Tom Manzo, President and Founder of the California Business and Industrial Alliance (CABIA), also released a statement after the hearing on Thursday. His organization, like Stand Against Su has done, has also released ads

"Today, the Senate HELP Committee held a fiery hearing on the confirmation of Julie Su as U.S. Secretary of Labor. To no surprise, Su attempted to view her tenure as California Labor Secretary through rose colored glasses and failed to accept responsibility for overseeing the largest unemployment fraud in the state's history," Manzo said. "Su's incompetence and lack of leadership, coupled with her support for anti-worker, anti-business policies should be enough for the committee to reject her nomination. I am hopeful the committee will come to the right conclusion and hold her accountable by opposing Julie Su for U.S. Secretary of Labor."

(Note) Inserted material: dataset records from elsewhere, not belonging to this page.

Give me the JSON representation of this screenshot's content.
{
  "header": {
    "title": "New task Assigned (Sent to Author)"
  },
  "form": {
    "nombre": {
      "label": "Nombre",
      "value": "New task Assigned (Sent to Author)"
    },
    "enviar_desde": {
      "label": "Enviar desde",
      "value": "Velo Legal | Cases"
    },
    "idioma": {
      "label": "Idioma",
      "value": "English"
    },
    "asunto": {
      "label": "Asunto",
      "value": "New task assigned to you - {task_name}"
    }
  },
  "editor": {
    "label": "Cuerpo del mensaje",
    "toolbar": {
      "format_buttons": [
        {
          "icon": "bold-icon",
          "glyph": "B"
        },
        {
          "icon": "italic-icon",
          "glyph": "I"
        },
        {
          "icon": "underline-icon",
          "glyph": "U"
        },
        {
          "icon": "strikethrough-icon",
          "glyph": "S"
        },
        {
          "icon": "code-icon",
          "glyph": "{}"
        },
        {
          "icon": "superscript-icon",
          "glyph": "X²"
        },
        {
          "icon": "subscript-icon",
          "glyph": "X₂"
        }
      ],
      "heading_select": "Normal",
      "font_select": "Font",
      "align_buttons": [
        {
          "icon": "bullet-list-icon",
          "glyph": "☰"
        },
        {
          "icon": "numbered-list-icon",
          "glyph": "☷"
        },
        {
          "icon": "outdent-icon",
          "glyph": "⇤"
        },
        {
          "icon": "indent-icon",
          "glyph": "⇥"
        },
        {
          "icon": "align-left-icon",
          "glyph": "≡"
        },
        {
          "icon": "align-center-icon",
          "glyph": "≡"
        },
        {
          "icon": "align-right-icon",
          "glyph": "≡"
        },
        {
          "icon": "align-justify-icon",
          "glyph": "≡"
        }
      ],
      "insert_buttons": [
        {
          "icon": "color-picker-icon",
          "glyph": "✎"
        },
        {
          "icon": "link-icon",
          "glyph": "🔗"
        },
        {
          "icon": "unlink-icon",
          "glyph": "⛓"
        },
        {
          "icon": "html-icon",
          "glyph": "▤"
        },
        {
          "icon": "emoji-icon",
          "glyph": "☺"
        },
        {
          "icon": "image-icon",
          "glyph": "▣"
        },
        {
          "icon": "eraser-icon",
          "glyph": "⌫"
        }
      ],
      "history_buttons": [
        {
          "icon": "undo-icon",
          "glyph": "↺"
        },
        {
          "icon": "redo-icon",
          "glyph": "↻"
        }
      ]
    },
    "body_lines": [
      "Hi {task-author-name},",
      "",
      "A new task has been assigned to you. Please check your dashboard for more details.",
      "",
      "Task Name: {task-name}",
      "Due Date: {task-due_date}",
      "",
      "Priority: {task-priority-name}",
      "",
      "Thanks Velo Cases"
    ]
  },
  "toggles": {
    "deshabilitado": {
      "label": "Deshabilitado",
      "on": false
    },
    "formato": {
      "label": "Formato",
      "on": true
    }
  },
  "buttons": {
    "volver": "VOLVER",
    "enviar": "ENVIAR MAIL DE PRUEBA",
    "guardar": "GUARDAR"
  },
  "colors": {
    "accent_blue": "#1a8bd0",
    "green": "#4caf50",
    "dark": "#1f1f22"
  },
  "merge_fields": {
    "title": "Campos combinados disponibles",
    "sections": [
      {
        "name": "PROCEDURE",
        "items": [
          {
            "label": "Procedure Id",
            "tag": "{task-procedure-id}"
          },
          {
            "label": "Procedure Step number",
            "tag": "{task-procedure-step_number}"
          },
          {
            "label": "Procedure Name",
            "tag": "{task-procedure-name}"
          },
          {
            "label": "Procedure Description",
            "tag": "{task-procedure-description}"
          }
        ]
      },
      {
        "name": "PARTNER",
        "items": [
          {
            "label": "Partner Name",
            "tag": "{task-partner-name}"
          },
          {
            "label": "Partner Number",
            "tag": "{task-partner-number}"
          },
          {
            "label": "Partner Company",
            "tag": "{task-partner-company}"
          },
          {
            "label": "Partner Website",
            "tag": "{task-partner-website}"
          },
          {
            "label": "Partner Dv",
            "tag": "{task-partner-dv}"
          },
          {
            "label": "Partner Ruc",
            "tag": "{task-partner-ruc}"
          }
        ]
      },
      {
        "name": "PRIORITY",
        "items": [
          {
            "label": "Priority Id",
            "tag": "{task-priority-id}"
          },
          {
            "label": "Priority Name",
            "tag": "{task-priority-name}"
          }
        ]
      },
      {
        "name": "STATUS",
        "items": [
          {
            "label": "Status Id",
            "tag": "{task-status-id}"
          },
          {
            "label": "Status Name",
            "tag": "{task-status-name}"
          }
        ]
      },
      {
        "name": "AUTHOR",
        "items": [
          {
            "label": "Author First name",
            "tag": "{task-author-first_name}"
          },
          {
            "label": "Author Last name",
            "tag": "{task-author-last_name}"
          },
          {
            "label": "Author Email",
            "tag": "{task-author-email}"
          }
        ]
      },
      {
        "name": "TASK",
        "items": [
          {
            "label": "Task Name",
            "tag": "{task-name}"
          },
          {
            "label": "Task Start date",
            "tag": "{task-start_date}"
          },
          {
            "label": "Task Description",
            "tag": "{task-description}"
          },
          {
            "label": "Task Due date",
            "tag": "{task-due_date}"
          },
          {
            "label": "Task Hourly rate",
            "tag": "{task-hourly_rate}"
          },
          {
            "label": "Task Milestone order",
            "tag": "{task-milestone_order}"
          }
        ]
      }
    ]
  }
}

Manzo may indeed have reason to hope. It's not merely Sens. Mullin and Marshall who are opposed to Su's nomination. Republicans appear to be uniformly opposed, and those Republican members on the HELP committee were particularly frustrated that she had still not met with them just a little over a week before the hearing. 

Even more damning is that Democrats may sink Su's nomination as well. The more moderate Sen. Joe Manchin of West Virginia has not only not signaled his support, but has expressed reservations about her as well. 

As an NBC News report from last month highlighted:

Manchin said he was open to a vote on Su and open to meeting with her. But he made it clear that his comfort with Walsh at the top of the Labor Department was part of why he supported Su as his deputy.

“I had Marty Walsh,” Manchin said when asked about his vote for Su as deputy. He added that he wants someone like Walsh in the job going forward: “I had Marty Walsh and I am looking for a Marty Walsh.”

More recent reports from Axios and The Washington Post have also noted that Manchin may vote against her, citing unnamed sources.

The White House talking points have been to remind that Su had enough votes to be confirmed as the deputy to former Secretary of Labor Marty Walsh. But, she was confirmed to such a position back in July of 2021, narrowly and on a partisan basis. This role is not only a promotion, but the vote is taking place close to a presidential election year and when particularly vulnerable members like Manchin--should he run again--and Sen. Jon Tester (D-MT) are up for reelection.